If you set your heart to pass those earlier tests and sincerely pray that God will give you the courage to face them, then your courage will have grown to the required level when the time comes to face a more severe test. Moreover, the practice you have had will put you in the habit of immediately resolving to be faithful and deciding to be obedient before you ever face the danger. That way, when danger does come, you will be ready to make the right decisions instantly, before you have had any time to dwell on the danger, or to be talked out of doing what is right.

So, you will certainly be held accountable for the hundreds of small challenges and tests of your courage that you take along the way. Therefore, if you really want to be faithful, then you will resolve to learn courage from each of those experiences. So any failure on your part to handle a severe test later on would really have been caused by your repeated failures to overcome your fear when facing smaller tests in the past. For those reasons, you cannot deny responsibility when your courage fails you in some major crisis.

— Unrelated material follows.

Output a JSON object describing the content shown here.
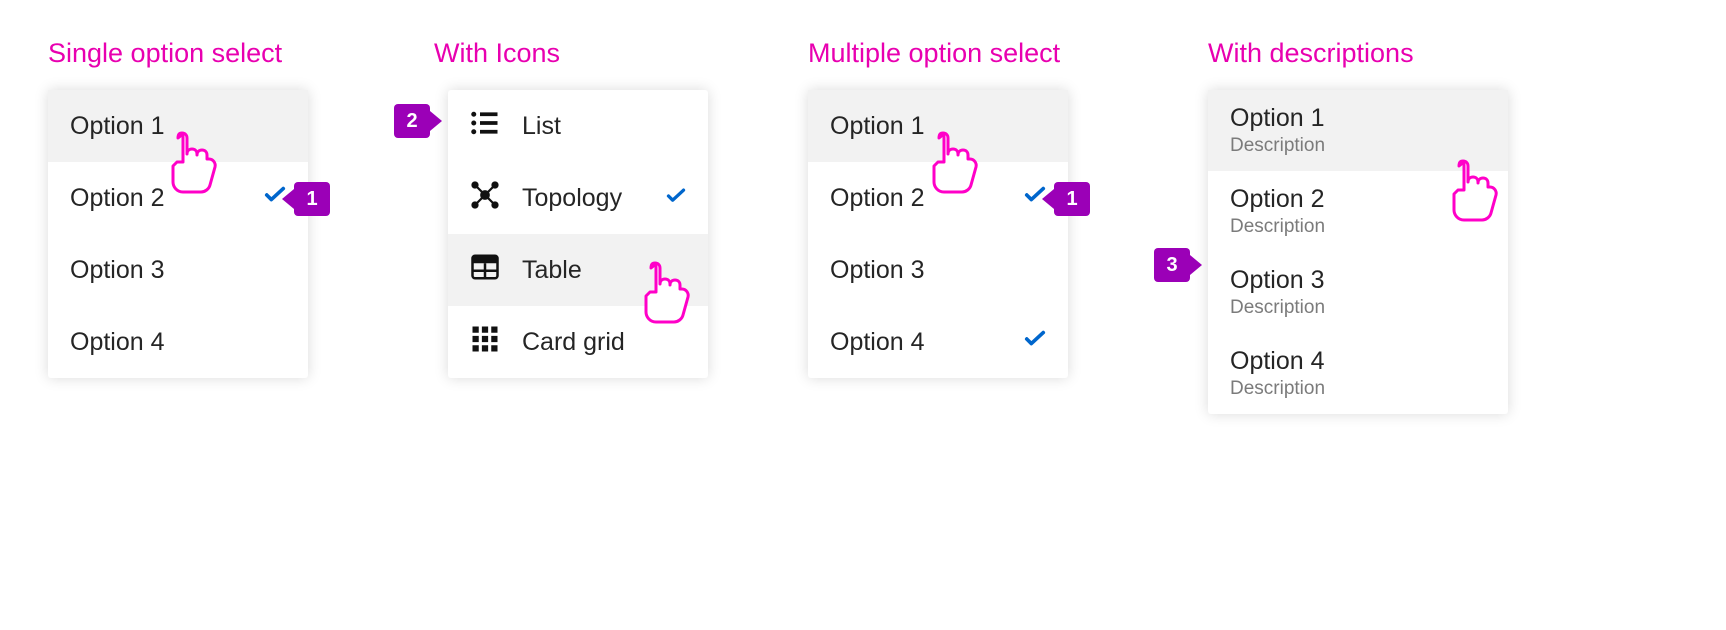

That’s because you could have developed your courage to the necessary level, if you had really wanted to and had been determined to pass the earlier test.

A classic example of this is the teenage David, when he volunteered to fight Goliath. He was certainly brave on that day, but it was by no means his first battle. He had, on many occasions, fought smaller battles with bears and lions when he was caring for his father’s sheep. It was on those many previous occasions that he learned how to control and overcome his fear.

That was also when he had learned how to use a sling shot. So he perfected that skill too, ready for when he needed it. David had practiced overcoming his fear and so the contest with Goliath was not quite as unfamiliar an experience as it might appear. He knew that he had killed lions and bears before and thus he was confident, with good reason, that he could kill Goliath in the same way.

If you don’t resolve now to deal with whatever your current fear may be, and also to seek God’s help to overcome it, then it will eventually grow to the point where it controls you and paralyses you. Your fear will then be a snare to you. It will trip you up and trap you every time you have to face a test.